Tito

Personal information
- Full name: Tito José da Costa Santos
- Date of birth: 8 February 1946 (age 80)
- Place of birth: Lisbon, Portugal
- Position: Forward

Senior career*
- Years: Team / Apps / (Gls)
- 1963–1969: Atlético CP
- 1969–1971: União de Tomar
- 1971–1978: Vitória de Guimarães / 202 / (86)
- 1978–1979: Famalicão / 15 / (0)
- 1979: Feirense
- 1979: Toronto Blizzard / 0 / (0)
- 1979–1980: Toronto First Portuguese
- 1980–1982: Coelima

= Tito (footballer, born 1946) =

Portuguese footballer

Tito José da Costa Santos, known as Tito (born 8 February 1946) is a Portuguese former footballer who played as a forward.

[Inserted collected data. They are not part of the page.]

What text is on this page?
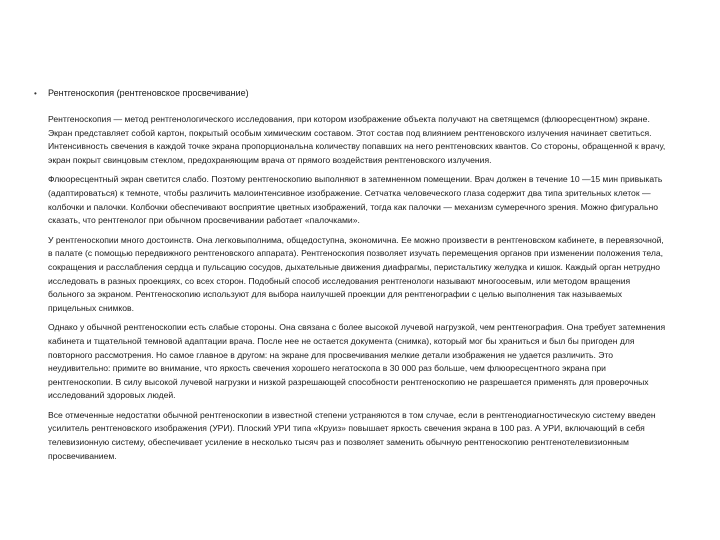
• Рентгеноскопия (рентгеновское просвечивание)

Рентгеноскопия — метод рентгенологического исследования, при котором изображение объекта получают на светящемся (флюоресцентном) экране. Экран представляет собой картон, покрытый особым химическим составом. Этот состав под влиянием рентгеновского излучения начинает светиться. Интенсивность свечения в каждой точке экрана пропорциональна количеству попавших на него рентгеновских квантов. Со стороны, обращенной к врачу, экран покрыт свинцовым стеклом, предохраняющим врача от прямого воздействия рентгеновского излучения.

Флюоресцентный экран светится слабо. Поэтому рентгеноскопию выполняют в затемненном помещении. Врач должен в течение 10 —15 мин привыкать (адаптироваться) к темноте, чтобы различить малоинтенсивное изображение. Сетчатка человеческого глаза содержит два типа зрительных клеток — колбочки и палочки. Колбочки обеспечивают восприятие цветных изображений, тогда как палочки — механизм сумеречного зрения. Можно фигурально сказать, что рентгенолог при обычном просвечивании работает «палочками».

У рентгеноскопии много достоинств. Она легковыполнима, общедоступна, экономична. Ее можно произвести в рентгеновском кабинете, в перевязочной, в палате (с помощью передвижного рентгеновского аппарата). Рентгеноскопия позволяет изучать перемещения органов при изменении положения тела, сокращения и расслабления сердца и пульсацию сосудов, дыхательные движения диафрагмы, перистальтику желудка и кишок. Каждый орган нетрудно исследовать в разных проекциях, со всех сторон. Подобный способ исследования рентгенологи называют многоосевым, или методом вращения больного за экраном. Рентгеноскопию используют для выбора наилучшей проекции для рентгенографии с целью выполнения так называемых прицельных снимков.

Однако у обычной рентгеноскопии есть слабые стороны. Она связана с более высокой лучевой нагрузкой, чем рентгенография. Она требует затемнения кабинета и тщательной темновой адаптации врача. После нее не остается документа (снимка), который мог бы храниться и был бы пригоден для повторного рассмотрения. Но самое главное в другом: на экране для просвечивания мелкие детали изображения не удается различить. Это неудивительно: примите во внимание, что яркость свечения хорошего негатоскопа в 30 000 раз больше, чем флюоресцентного экрана при рентгеноскопии. В силу высокой лучевой нагрузки и низкой разрешающей способности рентгеноскопию не разрешается применять для проверочных исследований здоровых людей.

Все отмеченные недостатки обычной рентгеноскопии в известной степени устраняются в том случае, если в рентгенодиагностическую систему введен усилитель рентгеновского изображения (УРИ). Плоский УРИ типа «Круиз» повышает яркость свечения экрана в 100 раз. А УРИ, включающий в себя телевизионную систему, обеспечивает усиление в несколько тысяч раз и позволяет заменить обычную рентгеноскопию рентгенотелевизионным просвечиванием.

He played 11 seasons and 292 games in the Primeira Liga for Vitória de Guimarães, Atlético CP, União de Tomar and Famalicão.

==Club career==
Tito made his Primeira Liga debut for Atlético CP on 18 September 1966 in a game against Académica de Coimbra. In 1979, he signed with Toronto Blizzard in the North American Soccer League. He was released by Toronto in early 1979, and later played in the National Soccer League with Toronto First Portuguese. In his debut season with First Portuguese he contributed a goal in the finals match against Toronto Panhellenic which secured the NSL Cup. He returned to Portugal to play with Coelima.